French-American historian (1881–1972)

Gilbert Chinard (1881–1972) was a French-American historian, professor emeritus, who authored over 40 books.

Born on October 17, 1881, in Chatellerault, France, to Hilaire and Marie (Blanchard) Chinard, educated at the Universities of Poitiers and Bordeaux, in 1908, he married Emma Blanchard, then moved to New York as a visiting instructor in French Literature, leading him in an American academic career, teaching positions at Brown University (1908–12), the University of California, Berkeley (1912–1919), Johns Hopkins University (1919–36), and Princeton University (1937–1950).

Chinard was awarded Guggenheim Fellowship for French Literature. He was promoted from Chevalier to Officier of the Légion d’Honneur in 1934.

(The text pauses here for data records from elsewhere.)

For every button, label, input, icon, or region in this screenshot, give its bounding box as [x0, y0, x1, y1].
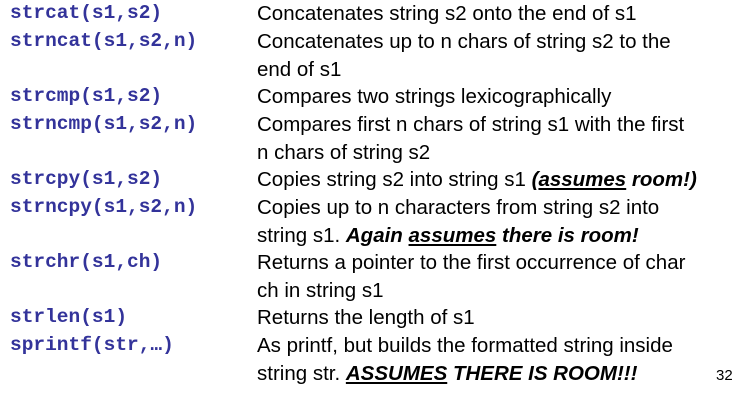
function-description: Compares two strings lexicographically — [257, 83, 737, 111]
function-description: Returns the length of s1 — [257, 304, 737, 332]
function-description: Copies up to n characters from string s2… — [257, 194, 737, 249]
description-text: string str. — [257, 361, 346, 385]
function-name: strcpy(s1,s2) — [10, 168, 163, 190]
warning-text: (assumes room!) — [532, 168, 697, 191]
warning-text: ASSUMES THERE IS ROOM!!! — [346, 362, 638, 385]
description-line: Copies string s2 into string s1 (assumes… — [257, 166, 737, 194]
slide: strcat(s1,s2) Concatenates string s2 ont… — [0, 0, 748, 401]
description-text: string s1. — [257, 223, 346, 247]
description-line: string str. ASSUMES THERE IS ROOM!!! — [257, 360, 737, 388]
warning-rest: room!) — [626, 168, 697, 191]
warning-lead: Again — [345, 223, 409, 247]
description-line: string s1. Again assumes there is room! — [257, 222, 737, 250]
description-line: ch in string s1 — [257, 278, 384, 302]
warning-underlined: assumes — [408, 223, 497, 247]
function-name: strcmp(s1,s2) — [10, 85, 163, 107]
description-line: end of s1 — [257, 57, 342, 81]
warning-underlined: ASSUMES — [345, 361, 448, 385]
description-line: Concatenates string s2 onto the end of s… — [257, 2, 637, 25]
description-line: n chars of string s2 — [257, 140, 431, 164]
function-description: Concatenates up to n chars of string s2 … — [257, 28, 737, 83]
function-description: Compares first n chars of string s1 with… — [257, 111, 737, 166]
warning-rest: there is room! — [496, 223, 639, 247]
function-description: Concatenates string s2 onto the end of s… — [257, 0, 737, 28]
page-number: 32 — [716, 367, 733, 384]
description-text: Copies string s2 into string s1 — [257, 168, 532, 191]
description-line: Concatenates up to n chars of string s2 … — [257, 30, 671, 53]
function-description: Copies string s2 into string s1 (assumes… — [257, 166, 737, 194]
function-name: strlen(s1) — [10, 306, 128, 328]
function-name: strcat(s1,s2) — [10, 2, 163, 24]
function-name: sprintf(str,…) — [10, 334, 174, 356]
function-name: strncpy(s1,s2,n) — [10, 196, 198, 218]
function-name: strchr(s1,ch) — [10, 251, 163, 273]
description-line: Compares two strings lexicographically — [257, 85, 612, 108]
function-description: As printf, but builds the formatted stri… — [257, 332, 737, 387]
function-name: strncmp(s1,s2,n) — [10, 113, 198, 135]
warning-rest: THERE IS ROOM!!! — [447, 361, 638, 385]
description-line: Returns a pointer to the first occurrenc… — [257, 251, 686, 274]
description-line: Returns the length of s1 — [257, 306, 475, 329]
description-line: Compares first n chars of string s1 with… — [257, 113, 685, 136]
warning-text: Again assumes there is room! — [346, 224, 639, 247]
function-name: strncat(s1,s2,n) — [10, 30, 198, 52]
description-line: Copies up to n characters from string s2… — [257, 196, 660, 219]
function-description: Returns a pointer to the first occurrenc… — [257, 249, 737, 304]
description-line: As printf, but builds the formatted stri… — [257, 334, 673, 357]
warning-underlined: assumes — [538, 168, 627, 191]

Among the many books he authored, were, notably: “Thomas Jefferson, the Apostle of Americanism” (1929), “Hon, est John Adams” (1933) and “L'Apothdose de Benjamin Franklin”, published in Paris in 1955. Famed as a Jefferson scholar. He is noted as being sympathetic to Jefferson.

During WWII, Chinard was active in Free France. In May 1941, Chinard was "one of the seven most influential French men in America" who wrote President Roosevelt, to "congratulate him on his strong warning to the Vichy government."
In 1942, he presided over a France Forever meeting. And in 1946, joined its ceremonial activities with Albert Simard.

Chinard was a member of the American Philosophical Society, an honorary member of the American Association of Teachers of French. and president of the Modern Language Association (in 1956).

Chinard died on February 8, 1972, in Princeton, at the age of 90.

The Gilbert Chinard Prize is awarded each year by the Society for French Historical Studies - for a book published the preceding year by a North American press in one of the two following fields: the history of French-American relations; or the comparative history of France and North, Central, or South America.